For most of my career, the approval of a major project was understood as a regulatory exercise. Meet the requirements, satisfy the conditions, and the project proceeds. That understanding is now incomplete — and proponents who still operate by it are the ones most likely to be surprised.
The reason is straightforward. Regulatory approval grants the legal right to build. It does not, on its own, grant the practical ability to build. A project can clear every formal hurdle and still stall — delayed by litigation, reopened by political pressure, or stopped by sustained community opposition that no permit anticipated. The missing element has a name that has become unavoidable: social licence.
Social licence is the broad acceptance, among the communities and stakeholders affected by a project, that it should go ahead. It is not granted by any authority and it does not appear on any certificate. It is earned — slowly, through engagement that begins early and treats affected communities as participants rather than obstacles. And it can be lost far faster than it is built.
What I have learned over decades of contested siting files — nuclear plants, transmission lines, quarries, pipelines, large developments — is that opposition is rarely as total as it appears. The voices at a public hearing are real, but they are not the whole community. There is almost always a quieter majority that supports a project, or is open to it, but has no reason to show up and say so. The work of building social licence is, in large part, the work of giving that majority a reason to be heard.
This is not communications in the narrow sense. It is not a campaign that runs alongside the real work of approvals. It is the work.
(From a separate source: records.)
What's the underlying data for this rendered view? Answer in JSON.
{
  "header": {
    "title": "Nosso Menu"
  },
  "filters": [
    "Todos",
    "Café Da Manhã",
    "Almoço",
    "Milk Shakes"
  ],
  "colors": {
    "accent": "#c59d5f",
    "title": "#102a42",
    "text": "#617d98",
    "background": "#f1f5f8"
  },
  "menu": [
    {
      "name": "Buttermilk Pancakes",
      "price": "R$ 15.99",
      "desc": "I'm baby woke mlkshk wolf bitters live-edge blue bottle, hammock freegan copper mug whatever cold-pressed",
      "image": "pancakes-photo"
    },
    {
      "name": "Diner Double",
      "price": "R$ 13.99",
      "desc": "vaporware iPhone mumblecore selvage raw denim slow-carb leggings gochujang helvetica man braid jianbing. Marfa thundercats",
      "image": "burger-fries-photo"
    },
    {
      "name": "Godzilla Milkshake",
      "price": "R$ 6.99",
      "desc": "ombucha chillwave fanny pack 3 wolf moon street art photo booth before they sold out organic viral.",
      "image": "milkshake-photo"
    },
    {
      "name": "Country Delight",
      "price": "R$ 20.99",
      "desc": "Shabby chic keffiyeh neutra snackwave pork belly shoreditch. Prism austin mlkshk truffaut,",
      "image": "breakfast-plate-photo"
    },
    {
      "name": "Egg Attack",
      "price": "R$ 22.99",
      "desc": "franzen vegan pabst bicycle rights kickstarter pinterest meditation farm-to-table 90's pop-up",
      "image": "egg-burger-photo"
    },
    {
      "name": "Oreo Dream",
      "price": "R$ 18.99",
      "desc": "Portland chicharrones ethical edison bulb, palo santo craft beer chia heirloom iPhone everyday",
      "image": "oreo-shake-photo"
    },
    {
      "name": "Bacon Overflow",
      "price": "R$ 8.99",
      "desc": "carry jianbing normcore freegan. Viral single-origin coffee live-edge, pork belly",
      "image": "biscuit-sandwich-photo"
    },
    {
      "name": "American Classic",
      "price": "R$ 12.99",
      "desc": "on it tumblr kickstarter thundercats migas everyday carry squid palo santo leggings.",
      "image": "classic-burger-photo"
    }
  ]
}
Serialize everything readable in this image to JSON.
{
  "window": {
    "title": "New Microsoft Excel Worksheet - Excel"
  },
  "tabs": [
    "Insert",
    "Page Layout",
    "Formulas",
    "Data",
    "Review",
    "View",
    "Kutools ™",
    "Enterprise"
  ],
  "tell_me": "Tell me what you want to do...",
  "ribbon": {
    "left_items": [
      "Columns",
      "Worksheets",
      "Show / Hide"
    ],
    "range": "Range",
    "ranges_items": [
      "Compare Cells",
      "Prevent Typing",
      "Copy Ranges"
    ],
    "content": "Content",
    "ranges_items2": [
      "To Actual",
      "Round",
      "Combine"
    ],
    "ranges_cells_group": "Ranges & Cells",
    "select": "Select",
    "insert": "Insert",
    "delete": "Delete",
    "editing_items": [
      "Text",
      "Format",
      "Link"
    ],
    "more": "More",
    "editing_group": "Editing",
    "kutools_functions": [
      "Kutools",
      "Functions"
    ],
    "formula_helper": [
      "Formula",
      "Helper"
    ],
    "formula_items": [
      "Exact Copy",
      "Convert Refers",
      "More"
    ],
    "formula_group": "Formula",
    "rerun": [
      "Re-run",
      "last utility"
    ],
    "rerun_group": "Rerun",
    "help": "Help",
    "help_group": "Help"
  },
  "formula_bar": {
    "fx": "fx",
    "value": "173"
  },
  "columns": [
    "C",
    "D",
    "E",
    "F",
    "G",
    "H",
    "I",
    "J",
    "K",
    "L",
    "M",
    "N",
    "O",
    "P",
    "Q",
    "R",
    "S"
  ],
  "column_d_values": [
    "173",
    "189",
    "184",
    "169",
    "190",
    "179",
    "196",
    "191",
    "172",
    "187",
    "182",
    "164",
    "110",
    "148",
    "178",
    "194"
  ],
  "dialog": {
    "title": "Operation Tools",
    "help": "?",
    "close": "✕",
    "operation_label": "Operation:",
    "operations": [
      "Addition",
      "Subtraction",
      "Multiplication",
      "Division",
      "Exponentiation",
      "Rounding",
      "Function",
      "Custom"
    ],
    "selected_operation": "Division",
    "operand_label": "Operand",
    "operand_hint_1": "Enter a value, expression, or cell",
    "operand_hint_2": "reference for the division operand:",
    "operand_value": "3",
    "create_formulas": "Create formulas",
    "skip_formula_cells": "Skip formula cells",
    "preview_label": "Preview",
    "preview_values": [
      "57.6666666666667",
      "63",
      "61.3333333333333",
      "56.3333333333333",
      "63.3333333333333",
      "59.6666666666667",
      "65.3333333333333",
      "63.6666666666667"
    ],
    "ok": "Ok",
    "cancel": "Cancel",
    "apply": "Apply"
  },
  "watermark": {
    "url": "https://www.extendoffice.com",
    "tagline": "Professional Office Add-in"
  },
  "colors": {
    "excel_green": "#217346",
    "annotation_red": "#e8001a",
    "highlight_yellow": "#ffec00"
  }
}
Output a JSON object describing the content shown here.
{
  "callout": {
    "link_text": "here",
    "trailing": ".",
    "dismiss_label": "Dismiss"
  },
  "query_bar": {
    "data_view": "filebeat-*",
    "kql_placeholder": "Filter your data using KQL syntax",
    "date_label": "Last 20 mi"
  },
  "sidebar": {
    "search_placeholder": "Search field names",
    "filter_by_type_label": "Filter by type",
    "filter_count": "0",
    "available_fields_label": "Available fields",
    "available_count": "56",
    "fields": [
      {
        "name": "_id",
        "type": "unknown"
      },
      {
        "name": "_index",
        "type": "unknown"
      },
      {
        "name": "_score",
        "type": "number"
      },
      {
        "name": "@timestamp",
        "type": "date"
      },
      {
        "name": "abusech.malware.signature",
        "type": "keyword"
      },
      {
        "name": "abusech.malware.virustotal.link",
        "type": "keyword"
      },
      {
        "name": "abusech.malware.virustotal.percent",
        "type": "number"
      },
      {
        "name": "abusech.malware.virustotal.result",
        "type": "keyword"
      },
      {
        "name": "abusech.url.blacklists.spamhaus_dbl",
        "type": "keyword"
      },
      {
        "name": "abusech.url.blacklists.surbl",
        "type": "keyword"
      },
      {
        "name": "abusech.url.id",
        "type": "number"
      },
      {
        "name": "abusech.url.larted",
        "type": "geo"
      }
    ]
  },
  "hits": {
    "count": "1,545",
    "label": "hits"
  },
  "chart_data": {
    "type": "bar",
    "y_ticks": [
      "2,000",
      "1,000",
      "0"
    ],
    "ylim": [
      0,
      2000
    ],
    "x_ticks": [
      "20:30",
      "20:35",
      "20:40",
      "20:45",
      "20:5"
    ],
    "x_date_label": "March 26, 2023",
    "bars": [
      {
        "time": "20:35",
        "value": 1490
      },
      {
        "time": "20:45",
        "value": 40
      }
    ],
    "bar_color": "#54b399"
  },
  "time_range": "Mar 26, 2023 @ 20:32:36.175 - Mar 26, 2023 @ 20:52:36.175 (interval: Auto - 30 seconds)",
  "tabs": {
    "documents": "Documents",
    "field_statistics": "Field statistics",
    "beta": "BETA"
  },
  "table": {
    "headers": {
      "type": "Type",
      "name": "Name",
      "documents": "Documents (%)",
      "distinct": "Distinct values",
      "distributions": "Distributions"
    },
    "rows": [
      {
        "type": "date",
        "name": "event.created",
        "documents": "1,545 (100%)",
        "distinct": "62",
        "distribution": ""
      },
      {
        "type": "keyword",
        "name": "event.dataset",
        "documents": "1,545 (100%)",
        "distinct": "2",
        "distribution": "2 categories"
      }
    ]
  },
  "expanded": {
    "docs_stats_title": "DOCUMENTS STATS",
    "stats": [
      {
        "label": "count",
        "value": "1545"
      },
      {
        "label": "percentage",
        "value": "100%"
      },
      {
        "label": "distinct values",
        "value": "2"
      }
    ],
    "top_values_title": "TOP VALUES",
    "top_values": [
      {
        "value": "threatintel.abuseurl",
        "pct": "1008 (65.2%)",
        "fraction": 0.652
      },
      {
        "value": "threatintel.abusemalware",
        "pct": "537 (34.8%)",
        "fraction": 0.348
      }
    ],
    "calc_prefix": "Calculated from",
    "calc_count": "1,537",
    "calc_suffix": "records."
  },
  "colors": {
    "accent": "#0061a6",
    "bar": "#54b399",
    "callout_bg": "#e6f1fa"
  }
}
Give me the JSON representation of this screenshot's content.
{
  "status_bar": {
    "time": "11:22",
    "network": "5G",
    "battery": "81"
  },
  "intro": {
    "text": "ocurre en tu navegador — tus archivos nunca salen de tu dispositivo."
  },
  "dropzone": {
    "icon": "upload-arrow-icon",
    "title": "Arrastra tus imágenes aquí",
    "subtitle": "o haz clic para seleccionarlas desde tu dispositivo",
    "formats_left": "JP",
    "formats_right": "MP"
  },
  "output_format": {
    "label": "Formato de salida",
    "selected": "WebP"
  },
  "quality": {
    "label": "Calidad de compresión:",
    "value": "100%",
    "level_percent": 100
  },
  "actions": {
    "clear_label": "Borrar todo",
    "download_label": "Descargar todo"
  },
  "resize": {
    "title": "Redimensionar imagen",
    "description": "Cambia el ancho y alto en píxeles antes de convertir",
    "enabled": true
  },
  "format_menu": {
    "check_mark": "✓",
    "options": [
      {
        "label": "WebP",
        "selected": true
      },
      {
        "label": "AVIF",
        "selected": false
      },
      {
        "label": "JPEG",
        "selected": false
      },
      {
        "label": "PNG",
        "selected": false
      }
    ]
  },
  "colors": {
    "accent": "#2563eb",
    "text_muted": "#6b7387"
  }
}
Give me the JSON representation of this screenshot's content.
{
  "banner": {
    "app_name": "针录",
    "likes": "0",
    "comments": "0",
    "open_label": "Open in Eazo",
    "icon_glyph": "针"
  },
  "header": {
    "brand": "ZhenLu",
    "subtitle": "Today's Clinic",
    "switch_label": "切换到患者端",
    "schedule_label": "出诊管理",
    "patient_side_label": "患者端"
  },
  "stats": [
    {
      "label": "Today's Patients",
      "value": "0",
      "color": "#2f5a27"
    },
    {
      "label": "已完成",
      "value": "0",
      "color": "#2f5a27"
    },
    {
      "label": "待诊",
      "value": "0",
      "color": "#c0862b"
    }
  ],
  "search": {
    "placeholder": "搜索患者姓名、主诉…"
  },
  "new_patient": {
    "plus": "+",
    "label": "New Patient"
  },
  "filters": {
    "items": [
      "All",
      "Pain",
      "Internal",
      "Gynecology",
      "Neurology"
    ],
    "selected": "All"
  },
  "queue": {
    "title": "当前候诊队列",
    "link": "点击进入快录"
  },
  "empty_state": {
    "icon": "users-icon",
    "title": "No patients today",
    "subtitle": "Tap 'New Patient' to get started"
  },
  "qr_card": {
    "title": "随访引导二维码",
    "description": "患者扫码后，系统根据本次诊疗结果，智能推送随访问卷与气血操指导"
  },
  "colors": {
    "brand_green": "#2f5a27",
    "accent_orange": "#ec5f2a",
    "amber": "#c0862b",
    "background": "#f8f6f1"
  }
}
Done well, it begins before the first application is filed, identifies the people whose support or opposition will actually move the file, and builds genuine, two-way relationships with them over time. Done late, or treated as a box to check, it produces exactly the resistance it was meant to prevent.
The projects that get built in this country are increasingly the ones whose proponents understood, early, that approval and acceptance are two different things — and that only one of them can be granted by a regulator. The other has to be earned.